Dean's Update: Purposeful presentation of one academic library’s Annual Report
April 12, 2021
An annual report typically is a source of information about an organization’s performance. The earliest recognized “modern annual report” is U.S. Steel's 1903 document, with its Price, Waterhouse & Company's certified financial accuracy[i]. In corporate settings, an annual report often is a required document providing accountability and transparency to shareholders, potential investors and analysts. Non-profit organizations also prepare yearly reports to connect with customers and supporters and to provide information about past performance and future goals.
As part of an operation of a larger business organization, separate academic library reports are often not required and vary in purpose, such as providing a historic summary of annual activities, posting standard data elements included in institutional reports to IPEDs or other agencies, and acknowledging support from donors. Due to its diverse scope of responsibilities and multiple campus relationships, an academic library perspective may contribute to identifying external changes facing a university.
The Drexel University Libraries’ 2020 Annual Report exists in context of the close of a year of deeply consequential disruptions within society, including challenges within higher education. We release it as Drexel University is undertaking planning and implementation of changes to its structures and operations.
The challenges the Libraries identified as most impactful will not be resolved in a year—the impact of a worldwide pandemic, a particularly U.S. outrage over racism and social injustices, a local turnover of Drexel academic leadership, and continued budgetary restrictions and projected economic uncertainty. Expecting many more months to adjust effectively to these and likely newer factors, we anticipate the start of “the age of disruptions.”
This year, the Drexel Libraries’ report covers roughly the 18-month period from July 1, 2019 to December 31, 2020. It includes similar elements as former reports, such as a letter from the dean, descriptions of activities and progress on achieving the Libraries’ major strategic directions, as aligned with addressing three of Drexel’s key higher education challenges. In addition, a new purpose for the report is to raise better understanding among influential stakeholders of what the Drexel Libraries does and to prepare them to engage in planning the Libraries’ future.
The production of this year’s report also introduced a few innovative ways for the Libraries to present its performance and reflections on its contributions to the University. The Libraries’ Communications Manager, Stacy Stanislaw, combed reports of activities posted throughout the past year, invited administrative and program leaders to identify messages and illustrative evidence, and then designed ways to engage stakeholders to read the report from their own level of interest, from an easily scanned organization, through links to detailed articles and short recorded videos.
I very much appreciate all the staff contributions to deliver the Libraries’ services, programs, and innovations and I am proud to share this report of their hard work with our In Circulation list of nearly 10,000 VIP readers.

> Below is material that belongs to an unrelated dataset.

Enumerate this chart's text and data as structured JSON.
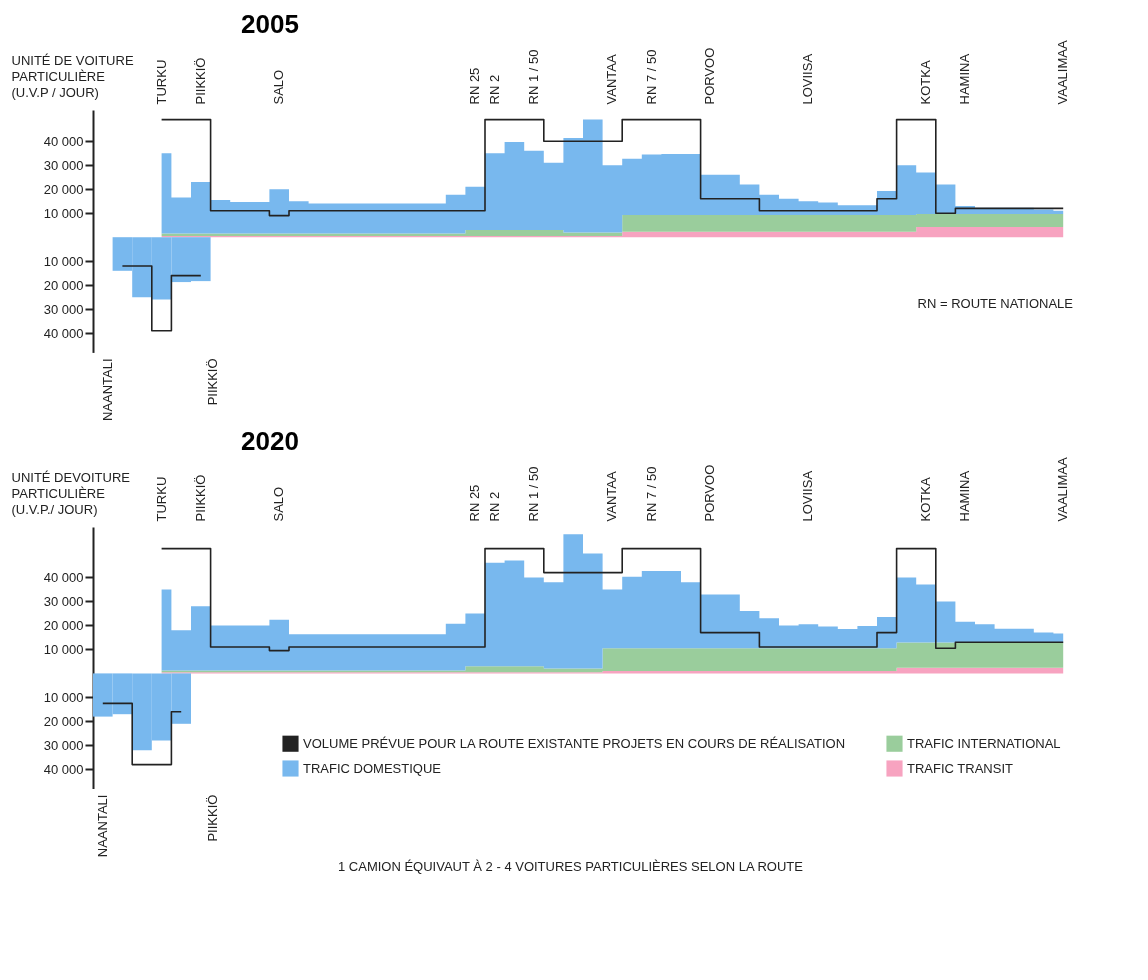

Don’t miss other articles within this issue of In Circulation to stay abreast of recent Libraries activities. For the first time, Libraries managers hired a cohort of seven students from across diverse majors as co-ops to gain early professional experiences working in our Libraries for six months. A recap of the winter term’s ScholarSip highlights the timely and important work conducted by a Drexel University public health faculty researcher that has important applications to communicating during the COVID-19 pandemic.
Drexel staff also began working half-day Fridays during the spring term, with University encouragement to take care of their wellness. We hope others among our readers will also make time for relaxation and attending to life-work balance, all to care for our collective well-being.